The talks, which kicked off June 21 in Switzerland, represent the operational phase of the 14-point Islamabad MOU signed on June 17 by US President Donald Trump and Iranian President Masoud Pezeshkian. Qatar and Pakistan are serving as mediators. The two nations now have a 60-day window to hammer out the details on some of the thorniest geopolitical questions of the past two decades.

What the Islamabad MOU actually says

The framework commits both sides to ending military strikes, with the US agreeing to lift its naval blockade within 30 days. Iran, for its part, has pledged to guarantee safe passage for commercial vessels through the Strait of Hormuz for an initial 60-day period.

That hard stuff includes Iran’s nuclear program, sanctions relief, and the eventual disposition of frozen assets. The MOU explicitly defers Iran’s ballistic missile program to later negotiations. Asset releases are contingent on final agreements being reached.
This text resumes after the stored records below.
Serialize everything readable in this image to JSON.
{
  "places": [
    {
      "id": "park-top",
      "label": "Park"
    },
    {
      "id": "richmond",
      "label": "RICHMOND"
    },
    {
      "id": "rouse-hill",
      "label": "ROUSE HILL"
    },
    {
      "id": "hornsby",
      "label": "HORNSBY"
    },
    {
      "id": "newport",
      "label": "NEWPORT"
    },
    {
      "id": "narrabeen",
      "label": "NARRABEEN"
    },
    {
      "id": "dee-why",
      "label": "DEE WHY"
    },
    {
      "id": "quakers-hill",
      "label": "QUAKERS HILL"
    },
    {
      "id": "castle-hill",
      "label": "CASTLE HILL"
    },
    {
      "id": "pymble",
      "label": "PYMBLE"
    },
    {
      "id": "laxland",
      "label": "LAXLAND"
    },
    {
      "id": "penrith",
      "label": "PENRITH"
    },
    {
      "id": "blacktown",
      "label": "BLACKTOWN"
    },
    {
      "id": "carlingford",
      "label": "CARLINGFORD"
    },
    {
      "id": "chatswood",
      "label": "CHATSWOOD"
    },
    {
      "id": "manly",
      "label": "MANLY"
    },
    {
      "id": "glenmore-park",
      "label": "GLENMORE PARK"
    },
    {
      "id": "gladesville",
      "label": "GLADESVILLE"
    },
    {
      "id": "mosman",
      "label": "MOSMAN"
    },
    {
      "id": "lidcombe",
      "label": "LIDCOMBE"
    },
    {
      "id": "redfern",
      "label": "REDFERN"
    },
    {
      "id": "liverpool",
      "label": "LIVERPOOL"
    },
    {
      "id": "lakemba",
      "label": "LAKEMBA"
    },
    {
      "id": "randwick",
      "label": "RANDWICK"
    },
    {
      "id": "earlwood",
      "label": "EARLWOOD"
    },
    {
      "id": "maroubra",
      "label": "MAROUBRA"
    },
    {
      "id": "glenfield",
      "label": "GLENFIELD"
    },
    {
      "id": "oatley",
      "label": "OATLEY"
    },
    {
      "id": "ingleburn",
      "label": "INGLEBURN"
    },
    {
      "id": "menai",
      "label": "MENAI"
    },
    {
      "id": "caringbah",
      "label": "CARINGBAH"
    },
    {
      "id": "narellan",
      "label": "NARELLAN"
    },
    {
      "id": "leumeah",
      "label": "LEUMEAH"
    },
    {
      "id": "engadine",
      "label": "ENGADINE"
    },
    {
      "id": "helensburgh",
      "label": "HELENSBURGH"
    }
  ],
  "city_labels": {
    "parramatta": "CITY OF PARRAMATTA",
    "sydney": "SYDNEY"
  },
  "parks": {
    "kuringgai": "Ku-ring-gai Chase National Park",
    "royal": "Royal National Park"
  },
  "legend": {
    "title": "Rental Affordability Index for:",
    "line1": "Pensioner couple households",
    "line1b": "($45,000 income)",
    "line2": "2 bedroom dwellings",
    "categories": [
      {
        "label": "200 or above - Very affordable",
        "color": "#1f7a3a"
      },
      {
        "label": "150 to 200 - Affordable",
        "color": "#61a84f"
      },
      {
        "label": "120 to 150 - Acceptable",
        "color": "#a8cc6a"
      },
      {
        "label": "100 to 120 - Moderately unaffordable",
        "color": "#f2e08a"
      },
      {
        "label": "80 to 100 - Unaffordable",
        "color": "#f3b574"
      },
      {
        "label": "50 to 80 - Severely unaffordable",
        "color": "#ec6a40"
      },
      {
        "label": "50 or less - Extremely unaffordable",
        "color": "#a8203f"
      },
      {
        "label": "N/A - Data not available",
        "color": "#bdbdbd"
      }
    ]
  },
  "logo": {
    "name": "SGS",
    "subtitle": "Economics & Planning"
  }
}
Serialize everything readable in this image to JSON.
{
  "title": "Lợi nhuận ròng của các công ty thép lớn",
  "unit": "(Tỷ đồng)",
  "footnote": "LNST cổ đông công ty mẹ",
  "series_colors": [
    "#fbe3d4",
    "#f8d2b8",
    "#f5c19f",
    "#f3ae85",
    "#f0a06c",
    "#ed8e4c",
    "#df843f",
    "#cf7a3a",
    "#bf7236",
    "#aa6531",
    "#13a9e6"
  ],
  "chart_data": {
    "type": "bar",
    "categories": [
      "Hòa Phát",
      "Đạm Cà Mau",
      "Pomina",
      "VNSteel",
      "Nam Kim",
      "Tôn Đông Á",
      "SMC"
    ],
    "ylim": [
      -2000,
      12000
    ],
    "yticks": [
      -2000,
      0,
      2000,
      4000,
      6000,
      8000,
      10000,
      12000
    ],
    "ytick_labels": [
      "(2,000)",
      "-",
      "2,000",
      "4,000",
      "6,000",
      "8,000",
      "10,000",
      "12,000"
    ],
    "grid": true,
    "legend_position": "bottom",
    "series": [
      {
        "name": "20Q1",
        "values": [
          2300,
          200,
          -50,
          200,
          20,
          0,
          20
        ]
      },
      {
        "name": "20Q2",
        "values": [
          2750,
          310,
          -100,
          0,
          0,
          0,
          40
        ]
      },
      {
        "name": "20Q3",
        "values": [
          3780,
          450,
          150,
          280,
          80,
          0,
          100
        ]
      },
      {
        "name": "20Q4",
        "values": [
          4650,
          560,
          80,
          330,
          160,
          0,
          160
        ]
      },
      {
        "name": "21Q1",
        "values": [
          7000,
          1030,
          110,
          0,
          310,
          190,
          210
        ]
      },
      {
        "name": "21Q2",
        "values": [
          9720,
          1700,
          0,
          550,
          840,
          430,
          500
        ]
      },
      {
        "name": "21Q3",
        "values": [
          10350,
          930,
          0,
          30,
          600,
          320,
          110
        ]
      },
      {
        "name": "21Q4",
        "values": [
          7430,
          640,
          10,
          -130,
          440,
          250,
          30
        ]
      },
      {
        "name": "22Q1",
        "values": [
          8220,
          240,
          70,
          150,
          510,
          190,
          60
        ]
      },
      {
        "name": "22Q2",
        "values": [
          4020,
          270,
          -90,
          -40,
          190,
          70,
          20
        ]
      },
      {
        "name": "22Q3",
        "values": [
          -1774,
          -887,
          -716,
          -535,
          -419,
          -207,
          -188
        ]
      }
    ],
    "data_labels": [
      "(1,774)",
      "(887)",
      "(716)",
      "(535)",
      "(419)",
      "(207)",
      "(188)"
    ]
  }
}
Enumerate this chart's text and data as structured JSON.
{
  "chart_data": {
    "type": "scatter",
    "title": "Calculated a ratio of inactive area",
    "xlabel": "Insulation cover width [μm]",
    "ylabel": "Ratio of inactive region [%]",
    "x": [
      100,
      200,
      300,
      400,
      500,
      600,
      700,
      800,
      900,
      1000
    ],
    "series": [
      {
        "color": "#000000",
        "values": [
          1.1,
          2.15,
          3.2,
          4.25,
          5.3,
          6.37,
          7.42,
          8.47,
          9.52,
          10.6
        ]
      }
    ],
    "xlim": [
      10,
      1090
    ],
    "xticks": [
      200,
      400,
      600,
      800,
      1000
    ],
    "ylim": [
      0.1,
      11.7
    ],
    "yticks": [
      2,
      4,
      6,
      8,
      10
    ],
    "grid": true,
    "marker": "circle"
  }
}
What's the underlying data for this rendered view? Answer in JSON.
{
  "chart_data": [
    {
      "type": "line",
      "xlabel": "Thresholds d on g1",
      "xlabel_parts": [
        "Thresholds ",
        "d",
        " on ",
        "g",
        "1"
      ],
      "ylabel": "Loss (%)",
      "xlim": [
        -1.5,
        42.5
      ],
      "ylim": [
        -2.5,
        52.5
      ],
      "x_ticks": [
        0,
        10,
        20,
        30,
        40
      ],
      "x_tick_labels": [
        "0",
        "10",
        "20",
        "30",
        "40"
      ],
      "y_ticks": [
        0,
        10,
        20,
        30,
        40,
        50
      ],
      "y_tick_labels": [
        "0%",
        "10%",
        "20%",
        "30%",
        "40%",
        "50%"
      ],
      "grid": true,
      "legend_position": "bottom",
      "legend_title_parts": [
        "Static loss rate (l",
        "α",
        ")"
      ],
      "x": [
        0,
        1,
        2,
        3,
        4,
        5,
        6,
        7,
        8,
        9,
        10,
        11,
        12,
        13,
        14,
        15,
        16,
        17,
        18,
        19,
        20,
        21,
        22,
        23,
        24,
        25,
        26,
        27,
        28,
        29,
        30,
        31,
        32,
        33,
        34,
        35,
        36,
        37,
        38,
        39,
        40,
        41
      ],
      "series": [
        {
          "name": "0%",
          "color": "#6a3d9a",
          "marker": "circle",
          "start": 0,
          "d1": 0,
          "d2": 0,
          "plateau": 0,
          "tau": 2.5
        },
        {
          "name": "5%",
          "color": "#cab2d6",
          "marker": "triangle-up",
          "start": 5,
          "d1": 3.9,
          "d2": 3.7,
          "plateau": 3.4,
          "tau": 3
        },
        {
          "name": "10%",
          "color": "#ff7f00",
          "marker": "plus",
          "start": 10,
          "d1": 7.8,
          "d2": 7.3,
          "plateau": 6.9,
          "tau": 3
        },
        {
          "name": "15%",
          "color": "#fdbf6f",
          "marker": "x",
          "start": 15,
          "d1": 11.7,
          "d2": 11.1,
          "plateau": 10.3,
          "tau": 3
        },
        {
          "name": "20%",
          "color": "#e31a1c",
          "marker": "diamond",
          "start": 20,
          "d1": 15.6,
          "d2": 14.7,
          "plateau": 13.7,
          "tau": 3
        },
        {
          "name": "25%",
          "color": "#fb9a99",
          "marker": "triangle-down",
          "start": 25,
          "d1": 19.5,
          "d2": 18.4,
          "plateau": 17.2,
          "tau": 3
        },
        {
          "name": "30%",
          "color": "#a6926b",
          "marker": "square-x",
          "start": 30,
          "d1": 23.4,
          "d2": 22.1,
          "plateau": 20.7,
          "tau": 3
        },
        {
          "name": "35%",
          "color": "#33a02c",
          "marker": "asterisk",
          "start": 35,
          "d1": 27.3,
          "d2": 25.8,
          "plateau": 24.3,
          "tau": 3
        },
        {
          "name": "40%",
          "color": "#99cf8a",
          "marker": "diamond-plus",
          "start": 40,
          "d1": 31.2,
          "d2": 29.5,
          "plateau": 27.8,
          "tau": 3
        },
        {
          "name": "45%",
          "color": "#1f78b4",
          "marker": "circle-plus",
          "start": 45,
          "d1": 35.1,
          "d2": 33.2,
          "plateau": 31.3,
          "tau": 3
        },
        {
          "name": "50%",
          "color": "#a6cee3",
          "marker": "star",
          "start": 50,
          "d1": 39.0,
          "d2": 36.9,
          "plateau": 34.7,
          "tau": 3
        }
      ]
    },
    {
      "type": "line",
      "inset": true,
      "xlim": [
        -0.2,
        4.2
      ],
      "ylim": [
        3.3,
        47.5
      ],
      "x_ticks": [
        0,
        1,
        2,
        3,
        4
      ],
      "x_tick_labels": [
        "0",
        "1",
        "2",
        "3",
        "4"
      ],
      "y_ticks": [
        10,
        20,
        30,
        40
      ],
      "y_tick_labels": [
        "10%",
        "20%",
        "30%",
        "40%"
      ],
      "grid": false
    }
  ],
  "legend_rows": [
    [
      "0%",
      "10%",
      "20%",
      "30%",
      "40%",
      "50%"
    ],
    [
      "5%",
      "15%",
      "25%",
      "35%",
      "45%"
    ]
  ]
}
The Strait of Hormuz problem

Roughly a fifth of the world’s oil passes through the Strait of Hormuz. The agreement to allow vessels to move freely addresses what has been the most immediate economic consequence of US-Iran tensions.

Both sides have already accused each other of violating various terms of the agreement.

What this means for markets

The most direct market impact sits squarely in the energy sector. Oil prices have been sensitive to every development in US-Iran relations, and a functioning MOU that keeps the Strait of Hormuz open could meaningfully reduce the geopolitical risk premium baked into crude.

Iran has historically been one of the most active state-level Bitcoin mining operations, using cheap domestic energy to generate hard currency outside the traditional banking system. Any sanctions relief that reintegrates Iran into global financial markets could paradoxically reduce the country’s reliance on crypto as a sanctions-evasion tool.

The deferred topics, particularly Iran’s ballistic missile program and the specific terms of asset releases, represent potential landmines that could derail the entire framework. The single most important variable to watch is whether commercial shipping volumes through the Strait of Hormuz actually normalize over the next 30 days.